Let’s go over the update flow for a single cell again.
- We store the cell value in our speed layer storage.
That’s it. No locks. As fast as it can get.
Over time, we accumulate more such minor updates. In the background, when we have accumulated enough, or at scheduled intervals, we then:
- Fetch the entire column data from the batch layer.
- Fetch all the accumulated updates from the speed layer.
- Re-write the updated column data to the batch layer.
- <Imagine here all sorts of pre-calculations for read optimizations>
When a user wants to filter by a column, we have the serving layer fetch data from both layers, merge it, and carry out the requested filtering, sorting, or aggregation.
What have we gained?
- It solved our column fetch/re-write problem.
- Recently updated data is available immediately for queries.
- In the background, we can take the time to pre-calculate metadata, indexes, views, compactions, and more.
- Data mutations are super fast.
- No locks involved.
Before we move on, I need to confess: I mentioned that we store the entire column data on a disk as a single data unit. The truth is, we break down large columns into smaller partitions. This aligns with best practices for Cassandra, our batch layer storage, to avoid oversized partitions. This has also paved the way for many optimization opportunities, such as parallel query execution across partitions, partition caching with invalidation for updated ones, skipping fetch/re-write for unchanged partitions, and more.

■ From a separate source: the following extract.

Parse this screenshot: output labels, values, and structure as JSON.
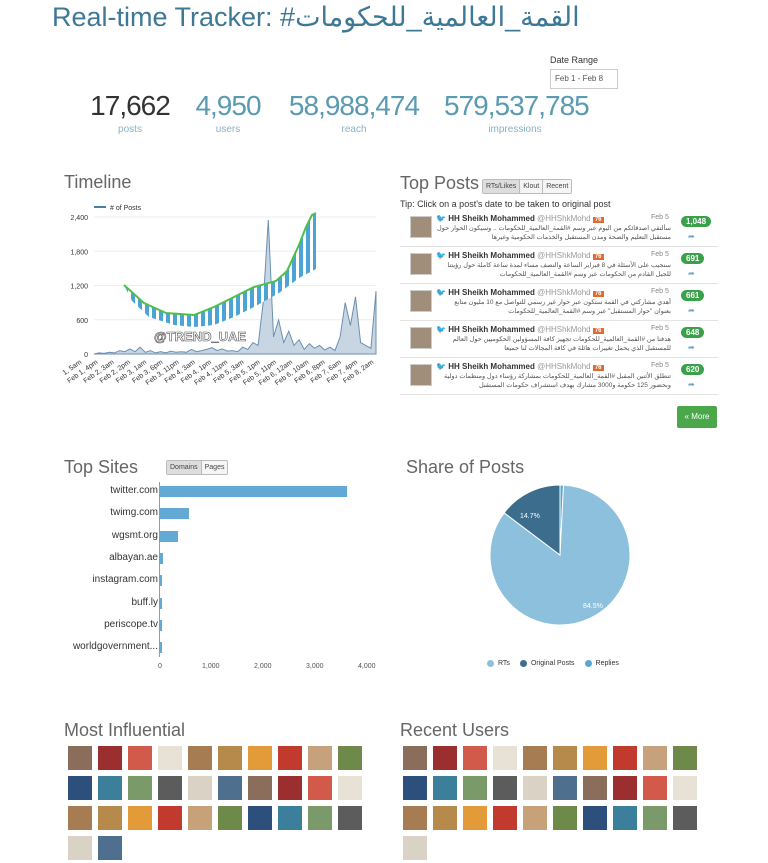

Concept #3: Separate storage from compute
Our system’s nature is that its throughput is dynamic throughout the day. Most of our clients are located in the US time zone. This results in a significantly higher throughput during typical US business hours.

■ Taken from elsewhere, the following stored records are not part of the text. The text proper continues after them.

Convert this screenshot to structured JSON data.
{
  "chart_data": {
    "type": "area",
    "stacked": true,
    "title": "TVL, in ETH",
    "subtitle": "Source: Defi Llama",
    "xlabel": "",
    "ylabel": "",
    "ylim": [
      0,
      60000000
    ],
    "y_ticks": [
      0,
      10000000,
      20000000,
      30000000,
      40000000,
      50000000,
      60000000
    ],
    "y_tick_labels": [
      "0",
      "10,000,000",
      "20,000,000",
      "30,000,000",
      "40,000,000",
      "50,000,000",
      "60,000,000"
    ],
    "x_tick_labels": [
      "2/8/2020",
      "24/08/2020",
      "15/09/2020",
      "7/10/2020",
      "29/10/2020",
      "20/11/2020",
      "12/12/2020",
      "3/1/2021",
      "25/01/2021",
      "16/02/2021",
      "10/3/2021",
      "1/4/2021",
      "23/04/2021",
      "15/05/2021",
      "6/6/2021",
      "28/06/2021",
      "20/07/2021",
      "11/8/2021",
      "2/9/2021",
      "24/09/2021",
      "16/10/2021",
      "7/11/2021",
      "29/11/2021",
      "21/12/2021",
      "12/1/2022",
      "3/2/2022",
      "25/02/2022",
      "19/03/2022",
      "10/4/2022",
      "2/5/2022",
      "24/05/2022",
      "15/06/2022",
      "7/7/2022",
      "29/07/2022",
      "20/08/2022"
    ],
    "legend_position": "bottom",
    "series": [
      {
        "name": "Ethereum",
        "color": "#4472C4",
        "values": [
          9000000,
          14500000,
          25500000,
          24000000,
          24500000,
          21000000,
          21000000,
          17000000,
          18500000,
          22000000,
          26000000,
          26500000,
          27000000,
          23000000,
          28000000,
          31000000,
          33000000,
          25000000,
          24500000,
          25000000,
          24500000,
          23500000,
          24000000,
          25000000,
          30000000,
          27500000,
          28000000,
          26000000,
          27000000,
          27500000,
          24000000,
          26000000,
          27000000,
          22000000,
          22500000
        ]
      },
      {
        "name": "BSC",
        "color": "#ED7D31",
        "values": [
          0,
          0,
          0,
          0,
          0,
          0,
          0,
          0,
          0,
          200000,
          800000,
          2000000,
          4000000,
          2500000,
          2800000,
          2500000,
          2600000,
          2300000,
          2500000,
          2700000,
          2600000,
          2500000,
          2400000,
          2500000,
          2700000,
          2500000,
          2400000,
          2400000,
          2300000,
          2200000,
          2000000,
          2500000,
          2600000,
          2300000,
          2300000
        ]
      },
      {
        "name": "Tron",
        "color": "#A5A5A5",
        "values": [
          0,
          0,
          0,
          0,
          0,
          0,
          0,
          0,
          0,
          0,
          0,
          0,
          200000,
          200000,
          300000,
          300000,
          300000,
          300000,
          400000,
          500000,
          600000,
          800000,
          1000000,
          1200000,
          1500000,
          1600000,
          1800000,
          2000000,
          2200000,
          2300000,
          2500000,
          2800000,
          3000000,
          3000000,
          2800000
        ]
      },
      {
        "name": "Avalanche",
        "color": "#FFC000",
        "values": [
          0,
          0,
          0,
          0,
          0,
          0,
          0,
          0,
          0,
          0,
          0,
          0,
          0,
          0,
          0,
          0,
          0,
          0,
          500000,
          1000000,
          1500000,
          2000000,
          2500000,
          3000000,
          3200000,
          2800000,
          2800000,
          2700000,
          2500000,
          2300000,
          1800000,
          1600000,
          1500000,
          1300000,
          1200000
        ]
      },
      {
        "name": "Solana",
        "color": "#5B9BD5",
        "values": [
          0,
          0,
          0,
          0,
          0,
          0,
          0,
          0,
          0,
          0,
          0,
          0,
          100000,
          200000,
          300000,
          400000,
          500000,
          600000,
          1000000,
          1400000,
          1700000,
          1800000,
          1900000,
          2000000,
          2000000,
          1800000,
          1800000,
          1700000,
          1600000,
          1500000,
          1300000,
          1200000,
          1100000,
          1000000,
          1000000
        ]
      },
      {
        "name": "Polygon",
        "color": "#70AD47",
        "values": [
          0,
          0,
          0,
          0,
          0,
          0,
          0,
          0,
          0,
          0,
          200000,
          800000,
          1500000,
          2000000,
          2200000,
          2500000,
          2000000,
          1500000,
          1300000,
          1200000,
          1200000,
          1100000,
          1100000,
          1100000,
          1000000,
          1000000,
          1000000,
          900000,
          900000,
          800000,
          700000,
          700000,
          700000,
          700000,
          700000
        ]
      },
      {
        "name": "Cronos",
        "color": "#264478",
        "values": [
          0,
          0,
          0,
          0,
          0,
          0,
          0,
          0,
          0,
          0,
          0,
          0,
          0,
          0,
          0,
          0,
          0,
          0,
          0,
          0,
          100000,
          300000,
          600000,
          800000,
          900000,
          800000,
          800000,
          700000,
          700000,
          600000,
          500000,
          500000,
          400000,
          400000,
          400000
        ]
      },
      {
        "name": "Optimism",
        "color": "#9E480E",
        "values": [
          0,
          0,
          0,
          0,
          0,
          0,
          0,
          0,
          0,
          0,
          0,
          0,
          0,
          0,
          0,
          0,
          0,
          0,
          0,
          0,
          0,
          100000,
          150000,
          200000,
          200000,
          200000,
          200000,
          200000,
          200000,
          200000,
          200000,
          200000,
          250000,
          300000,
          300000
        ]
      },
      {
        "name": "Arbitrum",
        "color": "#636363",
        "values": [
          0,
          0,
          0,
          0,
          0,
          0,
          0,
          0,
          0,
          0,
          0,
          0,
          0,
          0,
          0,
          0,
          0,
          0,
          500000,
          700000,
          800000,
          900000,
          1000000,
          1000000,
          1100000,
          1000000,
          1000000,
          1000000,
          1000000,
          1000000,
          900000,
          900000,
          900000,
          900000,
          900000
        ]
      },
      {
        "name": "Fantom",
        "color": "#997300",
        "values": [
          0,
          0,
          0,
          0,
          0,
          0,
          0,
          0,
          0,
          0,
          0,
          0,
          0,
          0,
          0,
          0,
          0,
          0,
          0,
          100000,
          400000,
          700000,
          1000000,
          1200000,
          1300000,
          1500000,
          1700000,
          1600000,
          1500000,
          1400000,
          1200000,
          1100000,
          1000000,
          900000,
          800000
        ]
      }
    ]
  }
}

In addition, queries are very volatile. Sometimes you experience a spike of small queries, and at other times, you have fewer but more intense and heavy queries. Some queries require a lot of storage, while others require a lot of computational power. Plus, let’s not forget that data continues to grow and pile up over time, without always maintaining a clear correlation between the data and the queries that process it.
The bottom line is we want our architecture to be elastic. When we need more computational power (CPU) for heavier queries or during peak hours, we want to scale up processing servers. And similarly, we want to be able to scale our storage layer to meet our data capacity demands, separated from any data processing considerations.

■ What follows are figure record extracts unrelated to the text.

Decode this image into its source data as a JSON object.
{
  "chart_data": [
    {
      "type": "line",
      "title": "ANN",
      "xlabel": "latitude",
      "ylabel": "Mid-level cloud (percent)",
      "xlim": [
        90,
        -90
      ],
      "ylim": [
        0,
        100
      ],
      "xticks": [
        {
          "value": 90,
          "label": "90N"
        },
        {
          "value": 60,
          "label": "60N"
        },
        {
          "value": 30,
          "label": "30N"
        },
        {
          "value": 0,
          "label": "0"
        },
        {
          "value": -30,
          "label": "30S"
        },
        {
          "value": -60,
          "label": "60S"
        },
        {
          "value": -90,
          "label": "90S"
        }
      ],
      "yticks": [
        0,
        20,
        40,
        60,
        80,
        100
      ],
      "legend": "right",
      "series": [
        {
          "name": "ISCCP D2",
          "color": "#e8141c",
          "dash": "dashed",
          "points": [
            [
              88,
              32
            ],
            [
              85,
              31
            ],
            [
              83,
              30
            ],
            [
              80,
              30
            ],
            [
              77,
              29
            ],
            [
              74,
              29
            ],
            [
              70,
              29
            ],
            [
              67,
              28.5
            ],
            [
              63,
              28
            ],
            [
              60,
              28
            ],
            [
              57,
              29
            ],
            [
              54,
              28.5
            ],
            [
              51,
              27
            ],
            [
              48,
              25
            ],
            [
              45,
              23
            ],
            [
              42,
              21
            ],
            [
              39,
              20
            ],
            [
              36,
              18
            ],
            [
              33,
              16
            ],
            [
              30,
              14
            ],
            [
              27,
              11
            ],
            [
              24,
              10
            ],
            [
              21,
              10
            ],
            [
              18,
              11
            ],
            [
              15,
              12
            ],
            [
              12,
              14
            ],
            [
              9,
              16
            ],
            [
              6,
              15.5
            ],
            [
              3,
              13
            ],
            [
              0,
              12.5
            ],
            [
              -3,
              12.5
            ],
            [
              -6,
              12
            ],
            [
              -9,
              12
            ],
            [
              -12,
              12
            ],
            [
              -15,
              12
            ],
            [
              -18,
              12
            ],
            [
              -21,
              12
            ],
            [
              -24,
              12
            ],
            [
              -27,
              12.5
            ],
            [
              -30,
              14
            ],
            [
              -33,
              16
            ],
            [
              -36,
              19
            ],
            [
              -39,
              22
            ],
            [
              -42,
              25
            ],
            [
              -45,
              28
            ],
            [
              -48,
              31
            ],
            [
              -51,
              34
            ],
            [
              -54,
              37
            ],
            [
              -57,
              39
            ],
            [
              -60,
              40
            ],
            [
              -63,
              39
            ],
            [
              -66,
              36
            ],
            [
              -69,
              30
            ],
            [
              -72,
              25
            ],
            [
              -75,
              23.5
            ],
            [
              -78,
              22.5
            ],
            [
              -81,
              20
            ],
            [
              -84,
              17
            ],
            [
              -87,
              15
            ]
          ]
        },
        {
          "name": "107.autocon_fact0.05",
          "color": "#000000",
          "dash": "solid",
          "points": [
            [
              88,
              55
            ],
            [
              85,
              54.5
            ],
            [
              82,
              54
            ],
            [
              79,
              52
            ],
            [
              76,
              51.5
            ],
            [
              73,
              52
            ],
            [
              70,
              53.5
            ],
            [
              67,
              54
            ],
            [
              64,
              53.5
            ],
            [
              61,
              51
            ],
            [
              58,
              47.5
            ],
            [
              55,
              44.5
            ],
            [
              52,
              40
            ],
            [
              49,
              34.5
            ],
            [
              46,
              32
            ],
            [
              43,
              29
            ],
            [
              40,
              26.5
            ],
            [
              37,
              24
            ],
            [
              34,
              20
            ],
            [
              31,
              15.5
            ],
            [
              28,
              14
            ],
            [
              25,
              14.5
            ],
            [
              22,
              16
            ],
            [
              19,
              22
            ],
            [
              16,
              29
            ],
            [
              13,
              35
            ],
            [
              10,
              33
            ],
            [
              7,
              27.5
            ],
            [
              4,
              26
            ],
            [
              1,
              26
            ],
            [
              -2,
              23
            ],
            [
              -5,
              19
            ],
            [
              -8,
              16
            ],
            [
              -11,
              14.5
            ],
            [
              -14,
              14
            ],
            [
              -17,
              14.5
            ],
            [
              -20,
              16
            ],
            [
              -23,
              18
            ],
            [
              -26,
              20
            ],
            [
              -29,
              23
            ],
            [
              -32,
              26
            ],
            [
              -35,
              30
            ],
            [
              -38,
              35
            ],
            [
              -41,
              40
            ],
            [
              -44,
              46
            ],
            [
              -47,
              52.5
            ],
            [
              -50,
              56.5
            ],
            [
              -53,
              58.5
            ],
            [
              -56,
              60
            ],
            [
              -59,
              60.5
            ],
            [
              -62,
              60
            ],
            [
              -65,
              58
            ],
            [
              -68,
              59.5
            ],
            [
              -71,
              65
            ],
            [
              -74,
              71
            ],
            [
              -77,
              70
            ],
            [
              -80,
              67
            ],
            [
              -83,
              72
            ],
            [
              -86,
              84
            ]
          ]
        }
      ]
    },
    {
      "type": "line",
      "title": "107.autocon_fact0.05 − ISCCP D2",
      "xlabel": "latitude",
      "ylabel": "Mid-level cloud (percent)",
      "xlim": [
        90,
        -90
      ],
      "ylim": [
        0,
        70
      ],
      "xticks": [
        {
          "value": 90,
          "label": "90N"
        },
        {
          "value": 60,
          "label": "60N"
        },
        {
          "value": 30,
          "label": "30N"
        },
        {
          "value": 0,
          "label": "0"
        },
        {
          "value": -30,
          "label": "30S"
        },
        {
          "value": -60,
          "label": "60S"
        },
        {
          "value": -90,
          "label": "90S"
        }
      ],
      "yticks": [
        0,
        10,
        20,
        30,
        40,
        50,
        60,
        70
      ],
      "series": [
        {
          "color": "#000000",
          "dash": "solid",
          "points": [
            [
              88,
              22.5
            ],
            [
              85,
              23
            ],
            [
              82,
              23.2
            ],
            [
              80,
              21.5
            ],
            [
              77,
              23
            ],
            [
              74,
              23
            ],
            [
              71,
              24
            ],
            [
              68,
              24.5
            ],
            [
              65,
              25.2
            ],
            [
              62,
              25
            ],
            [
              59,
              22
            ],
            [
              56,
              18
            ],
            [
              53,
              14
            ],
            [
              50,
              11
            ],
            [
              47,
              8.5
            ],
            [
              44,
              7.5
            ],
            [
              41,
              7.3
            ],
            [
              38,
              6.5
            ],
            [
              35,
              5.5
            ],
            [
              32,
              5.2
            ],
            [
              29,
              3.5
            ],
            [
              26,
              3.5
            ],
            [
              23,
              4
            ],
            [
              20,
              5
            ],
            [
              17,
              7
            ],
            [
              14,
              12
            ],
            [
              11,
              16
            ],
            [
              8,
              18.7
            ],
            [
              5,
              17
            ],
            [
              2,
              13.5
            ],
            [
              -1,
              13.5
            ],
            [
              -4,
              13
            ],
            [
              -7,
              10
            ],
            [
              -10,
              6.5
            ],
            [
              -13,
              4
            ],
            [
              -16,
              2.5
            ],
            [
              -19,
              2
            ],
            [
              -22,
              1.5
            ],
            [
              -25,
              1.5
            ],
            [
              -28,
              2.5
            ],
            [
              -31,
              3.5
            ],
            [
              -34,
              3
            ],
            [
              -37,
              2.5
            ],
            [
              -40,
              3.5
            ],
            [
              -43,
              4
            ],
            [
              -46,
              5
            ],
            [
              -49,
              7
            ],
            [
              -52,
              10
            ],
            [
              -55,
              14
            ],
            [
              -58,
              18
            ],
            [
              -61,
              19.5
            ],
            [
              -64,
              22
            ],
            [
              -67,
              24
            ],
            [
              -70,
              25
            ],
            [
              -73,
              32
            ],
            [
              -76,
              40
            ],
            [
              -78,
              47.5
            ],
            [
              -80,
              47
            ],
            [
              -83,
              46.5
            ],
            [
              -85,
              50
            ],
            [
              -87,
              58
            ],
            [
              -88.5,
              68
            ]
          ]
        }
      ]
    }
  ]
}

Our architecture offers precisely that. Our batch layer is our storage layer and can be scaled independent of our servers engaged in executing query logic, and those servers also scale independently.
So you filter efficiently… then what?
Okay, so we developed this incredible system that can handle multiple filter conditions and tell us what items satisfied those conditions. What’s next? How could we return all the data to the user? How could we enable pagination over that data?
Those are out of the scope of this particular post, but to give you just the gist of it, this is the basic flow:
- A query is executed with the above architecture, narrowing down the item IDs meeting the filter conditions.
- The item IDs are stored on fast temporary storage.
- We generate a unique Query Response ID assigned to that query result.
- Based on the specific page requested by the client, we take the next N item IDs and fetch all their data from our dedicated items store. Note that this isn’t columnar storage — it’s a regular row store, which is incredibly efficient when it comes to fetching complete rows using specific IDs
- We return the items to the client, together with the Query Response Id
Consider the Query Response ID as a snapshot of the data — a moment frozen in time. When a user scrolls further down, that ID is piggy-backed to the backend, which then just slices the next page and fetches the subsequent batch of page items’ data.
The beauty of that approach is that we don’t need to re-execute the query on every page the client requests. Plus, the client can skip by specific offset without having to go over all the items below that offset (imagine a user hitting the “end” key and us instantly fetching the final page).
In addition, if the client wants to go over all the board data through API, they can fetch it page by page without having to worry about mutations applied between each page request, which is very hard to maintain.
However, this approach isn’t without its drawbacks. For instance, how would the user know how to render the page to simulate a lengthy scrollbar? Or figure out what offset to skip when they scroll quickly? And how could they update the view with live mutations by others since the last snapshot?
Those are excellent questions (+1 to myself), but they really deserve their own blog post.
Did it work?
Oh yeah. The entire data paradigm of our company has been shifted, and we are just starting to gather the fruits of it. We’re already seeing significant improvements in board loading times, particularly those of large ones. Let’s peak at one of our monitors:
Board (> 5k items) p99 loading time
Side-by-side comparison with vs without mondayDB
It’s a long journey as every component of the system needs to adapt to handle only subsets of the data using pagination, rather than having all data readily available to the client. We’ve implemented it for boards, but we have many other components such as our mobile apps, API, views, dashboards, and docs. Furthermore, we now need a more intelligent client that can function in hybrid mode. This ensures that small sets of data can still operate exclusively on the client side, retaining its unbeatable in-client performance without sacrificing its benefits for larger boards.
Our current approach has served us well so far, but there’s substantial room for improvement and lots of optimizations yet to be implemented. To name a few, we have many in-process executions we can parallelize, and we could considerably benefit from adding pre-calculations to generate metadata, indexes, and optimization structures like Bloom filter, among others.
Looking ahead, we’re weighing up our next moves. We might refactor some of our logic to be executed with highly-performant tech such as DuckDB. We might take advantage of columnar formats such as Arrow and Parquet. We may even refactor our logic using Rust language as a side-car or dedicated microservice. I’m very excited about the future, and will keep you updated!
Our journey has just begun.